Rory O'Farrell, économiste à l’Université technologique de Dublin, a expliqué cette semaine dans l'émission Tout un monde que le boom de recrutements qui a eu lieu pendant la pandémie est maintenant terminé.

"C’était des emplois bien payés, on va donc perdre leur impôt sur le revenu. L’impôt sur les sociétés est aussi très important. Ces multinationales étrangères du secteur de la tech représentaient 20% de notre impôt sur les sociétés. Cela va creuser un gros trou dans les finances irlandaises qui sera difficile à combler."

"Un mal pour un bien"

Frédéric Fréry, professeur de management à l'ESCP Business School, estime néanmoins que cette crise est un mal pour un bien. "Les investisseurs considéraient la tech comme une sorte d'oasis merveilleuse, et cela a donné lieu à des comportements assez surprenants. Quand je vois des entrepreneurs qui créent des entreprises non pas pour qu'elles soient rentables, mais uniquement pour qu'elles fassent un gros chiffre d'affaires, je m'interroge."

C'est une remise à zéro des compteurs qui est plutôt bénéfique sur certains points

Frédéric Fréry, professeur de management à l'ESCP Business School

"Un modèle économique qui n'a pas pour nature de dégager de la rentabilité un jour, c'est assez étrange. Personnellement, je trouve que c'est une remise à zéro des compteurs qui est plutôt bénéfique sur certains points", fait-il valoir.

L'économiste développe son analyse: "La croissance jouait un peu le rôle de la rentabilité auprès des investisseurs. Je rappelle qu'un investissement se rentabilise soit avec des dividendes, soit avec de la plus-value, et si vous êtes dans une sorte de croissance effrénée et perpétuelle, vous pouvez quand même attirer des investisseurs qui eux-mêmes font l'hypothèse qu'ils revendront plus cher ce qu'ils ont acheté, même si dans les faits il n'y a pas vraiment de rentabilité."

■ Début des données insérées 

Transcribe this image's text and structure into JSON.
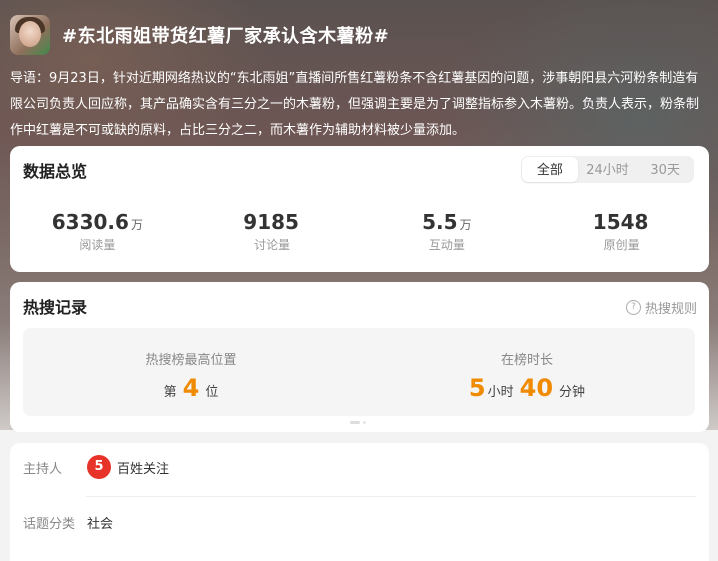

Vendre "une croissance perpétuelle"

Frédéric Fréry prend l'exemple d'Uber: "Le groupe accumule des pertes en milliards, il n'empêche que sa valorisation boursière continue d'être extrêmement plantureuse parce qu'il vend une espèce de croissance perpétuelle."

Ce retour à la 'normale' marque peut-être la fin d'une période euphorique qui par moments a plus eu l'air d'un rêve collectif qu'autre chose

Frédéric Fréry, professeur de management à l'ESCP Business School

 "Je ne peux pas m'empêcher de voir ça comme une sorte d'anomalie par rapport à ce qu'on enseigne normalement. Une entreprise doit dégager une forme de rentabilité pour pouvoir couvrir ses dépenses sans devoir en permanence demander l'aumône à des investisseurs. Ce retour à la 'normale' marque peut-être la fin d'une période euphorique qui par moments a plus eu l'air d'un rêve collectif qu'autre chose."

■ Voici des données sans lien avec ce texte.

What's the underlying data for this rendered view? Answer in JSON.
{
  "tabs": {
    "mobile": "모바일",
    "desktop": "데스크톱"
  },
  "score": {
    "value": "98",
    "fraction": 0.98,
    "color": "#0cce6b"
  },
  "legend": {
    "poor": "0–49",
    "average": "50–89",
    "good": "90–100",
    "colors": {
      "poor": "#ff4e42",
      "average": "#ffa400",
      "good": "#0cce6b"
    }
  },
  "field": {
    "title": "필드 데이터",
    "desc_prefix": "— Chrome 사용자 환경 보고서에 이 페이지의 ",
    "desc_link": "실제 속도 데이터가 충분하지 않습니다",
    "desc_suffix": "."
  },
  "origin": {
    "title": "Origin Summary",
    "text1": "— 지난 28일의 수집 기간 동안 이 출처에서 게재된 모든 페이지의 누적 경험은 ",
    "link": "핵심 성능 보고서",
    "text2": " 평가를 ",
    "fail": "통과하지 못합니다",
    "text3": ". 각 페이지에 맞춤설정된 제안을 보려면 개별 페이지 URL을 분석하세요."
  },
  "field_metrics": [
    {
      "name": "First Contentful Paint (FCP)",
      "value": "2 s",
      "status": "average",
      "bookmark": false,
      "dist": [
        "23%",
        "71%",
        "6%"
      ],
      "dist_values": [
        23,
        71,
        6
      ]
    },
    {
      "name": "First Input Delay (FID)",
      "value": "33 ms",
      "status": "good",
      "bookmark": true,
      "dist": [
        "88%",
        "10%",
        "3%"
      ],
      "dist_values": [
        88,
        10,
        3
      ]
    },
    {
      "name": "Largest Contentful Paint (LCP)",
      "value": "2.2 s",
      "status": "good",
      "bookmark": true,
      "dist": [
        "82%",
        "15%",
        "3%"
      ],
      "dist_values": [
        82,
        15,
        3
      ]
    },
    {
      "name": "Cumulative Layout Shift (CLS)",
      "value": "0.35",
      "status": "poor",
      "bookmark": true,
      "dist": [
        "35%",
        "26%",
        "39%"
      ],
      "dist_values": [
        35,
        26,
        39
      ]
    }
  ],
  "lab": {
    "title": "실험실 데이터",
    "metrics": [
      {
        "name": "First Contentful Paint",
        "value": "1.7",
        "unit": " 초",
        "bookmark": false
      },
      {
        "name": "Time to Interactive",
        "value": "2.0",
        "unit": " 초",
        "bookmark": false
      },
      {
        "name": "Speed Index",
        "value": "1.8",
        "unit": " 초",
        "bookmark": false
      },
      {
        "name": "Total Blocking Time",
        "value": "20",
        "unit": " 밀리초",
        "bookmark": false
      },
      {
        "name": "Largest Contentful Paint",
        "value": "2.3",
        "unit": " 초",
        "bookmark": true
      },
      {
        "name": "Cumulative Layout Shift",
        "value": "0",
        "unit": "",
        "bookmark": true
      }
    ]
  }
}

>> Ecouter l'interview complète de Frédéric Fréry dans Tout un monde :

Les départs se sont multiplié chez Twitter, au lendemain d'un ultimatum d'Elon Musk. [AP/Keystone - Jeff Chiu]AP/Keystone - Jeff Chiu
Fin du rêve: les entreprises de la tech forcées à devenir rentables: interview de Frédéric Fréry / Tout un monde / 6 min. / le 6 décembre 2022

Nouvelles opportunités

Ce rééquilibrage peut également servir d'opportunité pour de nouvelles entreprises. Le plus gros incubateur de start-ups en Irlande, Dog Patch Labs, compte bien en tirer profit. "Ils suppriment ces postes principalement à cause de la bourse américaine", explique un employé de l'incubateur.

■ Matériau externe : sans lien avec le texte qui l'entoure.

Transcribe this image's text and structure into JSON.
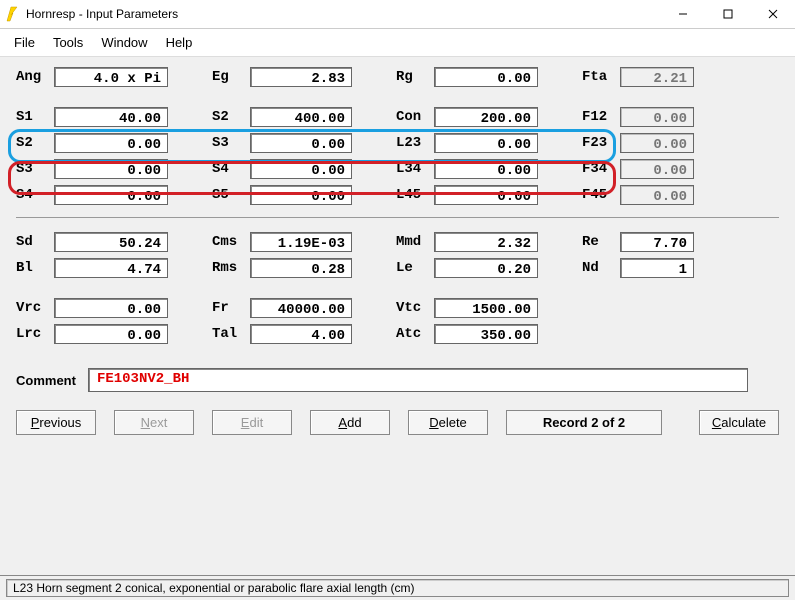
{
  "window": {
    "title": "Hornresp - Input Parameters"
  },
  "menu": {
    "file": "File",
    "tools": "Tools",
    "window": "Window",
    "help": "Help"
  },
  "rows": {
    "ang": {
      "l1": "Ang",
      "v1": "4.0 x Pi",
      "l2": "Eg",
      "v2": "2.83",
      "l3": "Rg",
      "v3": "0.00",
      "l4": "Fta",
      "v4": "2.21"
    },
    "s1": {
      "l1": "S1",
      "v1": "40.00",
      "l2": "S2",
      "v2": "400.00",
      "l3": "Con",
      "v3": "200.00",
      "l4": "F12",
      "v4": "0.00"
    },
    "s2": {
      "l1": "S2",
      "v1": "0.00",
      "l2": "S3",
      "v2": "0.00",
      "l3": "L23",
      "v3": "0.00",
      "l4": "F23",
      "v4": "0.00"
    },
    "s3": {
      "l1": "S3",
      "v1": "0.00",
      "l2": "S4",
      "v2": "0.00",
      "l3": "L34",
      "v3": "0.00",
      "l4": "F34",
      "v4": "0.00"
    },
    "s4": {
      "l1": "S4",
      "v1": "0.00",
      "l2": "S5",
      "v2": "0.00",
      "l3": "L45",
      "v3": "0.00",
      "l4": "F45",
      "v4": "0.00"
    },
    "sd": {
      "l1": "Sd",
      "v1": "50.24",
      "l2": "Cms",
      "v2": "1.19E-03",
      "l3": "Mmd",
      "v3": "2.32",
      "l4": "Re",
      "v4": "7.70"
    },
    "bl": {
      "l1": "Bl",
      "v1": "4.74",
      "l2": "Rms",
      "v2": "0.28",
      "l3": "Le",
      "v3": "0.20",
      "l4": "Nd",
      "v4": "1"
    },
    "vrc": {
      "l1": "Vrc",
      "v1": "0.00",
      "l2": "Fr",
      "v2": "40000.00",
      "l3": "Vtc",
      "v3": "1500.00"
    },
    "lrc": {
      "l1": "Lrc",
      "v1": "0.00",
      "l2": "Tal",
      "v2": "4.00",
      "l3": "Atc",
      "v3": "350.00"
    }
  },
  "comment": {
    "label": "Comment",
    "value": "FE103NV2_BH"
  },
  "buttons": {
    "previous": "Previous",
    "next": "Next",
    "edit": "Edit",
    "add": "Add",
    "delete": "Delete",
    "record": "Record 2 of 2",
    "calculate": "Calculate"
  },
  "status": {
    "text": "L23   Horn segment 2 conical, exponential or parabolic flare axial length  (cm)"
  }
}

"Donc nous, on n’a aucun licenciement, bien au contraire. Des gens viennent à nous en disant: 'Une de ces grandes entreprises m’a laissé partir, je vais prendre du temps pour moi à Noël et quand je reviens je veux créer mon entreprise, quelle est la prochaine étape?'"

Fonds de réserve

Il se montre optimiste: "Ces talents ne peuvent qu’être bénéfiques. Ces personnes très qualifiées trouveront toujours du travail. Ce ne sont pas de simples entreprises, ce sont nos amis. Chaque semaine, des gens de ces groupes viennent aider nos start-ups et on essaie de leur rendre comme on peut. On a de la chance parce que nous avons bâti un écosystème technologique incroyable en Irlande, donc ceux qui cherchent du travail en trouveront."

Pour amortir de futurs chocs, le gouvernement irlandais va transférer d'urgence 6 milliards d'euros dans un fonds de réserve. L’objectif est de réduire progressivement la dépendance à ces multinationales et diversifier l’économie.